Doctors who specialise in the field of erectile dysfunction (ED) say too few men and their GPs are aware that new drug treatments are now available, and men are frequently too embarrassed to seek help.

"What we are trying to communicate is that ED is a disorder that can affect males of all age groups. In about 85 per cent of cases the condition has an organic or physical element caused by arterial disease," said Dr Geoff Hackett, consultant in erectile dysfunction at the Good Hope Hospital, Sutton Coldfield, West Midlands.

It was not primarily a psychological condition he said.

In a pilot survey they found GPs identify only one in 20 patients with ED although in any two weeks 2.3 million men will have this sexual difficulty. They say that 5 per cent of men have a permanent problem.

The specialists, who have formed the British Erectile Dysfuntion Society, are now starting the first survey in this country into the effects of the problem on love lives, marriages, self esteem and work.

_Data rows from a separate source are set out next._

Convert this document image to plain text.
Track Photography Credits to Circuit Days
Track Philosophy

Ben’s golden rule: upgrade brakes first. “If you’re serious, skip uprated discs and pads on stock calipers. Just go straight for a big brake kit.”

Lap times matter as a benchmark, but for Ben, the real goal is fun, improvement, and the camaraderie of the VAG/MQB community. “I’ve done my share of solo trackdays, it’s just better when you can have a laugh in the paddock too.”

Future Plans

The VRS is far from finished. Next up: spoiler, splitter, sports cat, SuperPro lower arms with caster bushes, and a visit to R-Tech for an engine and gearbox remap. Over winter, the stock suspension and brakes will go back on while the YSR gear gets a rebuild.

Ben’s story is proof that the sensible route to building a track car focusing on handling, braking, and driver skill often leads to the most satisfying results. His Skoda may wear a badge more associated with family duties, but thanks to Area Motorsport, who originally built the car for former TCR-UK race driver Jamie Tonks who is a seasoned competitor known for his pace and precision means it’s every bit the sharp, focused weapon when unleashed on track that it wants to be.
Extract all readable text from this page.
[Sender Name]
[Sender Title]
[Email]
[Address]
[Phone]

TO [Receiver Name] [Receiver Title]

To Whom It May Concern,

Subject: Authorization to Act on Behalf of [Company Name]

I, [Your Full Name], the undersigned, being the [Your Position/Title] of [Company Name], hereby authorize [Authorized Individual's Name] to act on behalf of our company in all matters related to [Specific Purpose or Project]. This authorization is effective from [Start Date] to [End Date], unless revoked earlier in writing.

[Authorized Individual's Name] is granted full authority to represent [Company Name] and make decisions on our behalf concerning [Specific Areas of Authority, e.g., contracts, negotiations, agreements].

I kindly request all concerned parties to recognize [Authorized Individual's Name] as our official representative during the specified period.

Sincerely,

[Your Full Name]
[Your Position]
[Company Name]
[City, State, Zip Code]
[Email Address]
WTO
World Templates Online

In the pilot study last year covering 10 GP practices in the Midlands they found that ED was experienced by 51 per cent of men with diabetes all or some of the time, and 39 per cent of diabetic men had erectile dysfunction all the time.

But in the control group of healthy men, as many as 23 per cent had ED. The problem increased with age . Thirty-five per cent of men over 60 had ED and 58 per cent of men over 70.

Dr Hackett said that over the past 10 years the problem had become accessible to treatment with new diagnostic methods and new drugs. Previously in otherwise healthy men impotence was routinely put down to psychological causes. Dr Hackett said it was now accepted that 40 per cent of cases had psychological causes.

He said an important drug in the treatment of ED is prostaglandin E1 which dilates the blood vessels, increasing blood flow to the penis. "Apart from treatment it is very useful in establishing whether or not a problem is psychological." A small amount of the drug will show a normal blood flow.

The drug is injected into the penis and enables a man to maintain an erection for about an hour.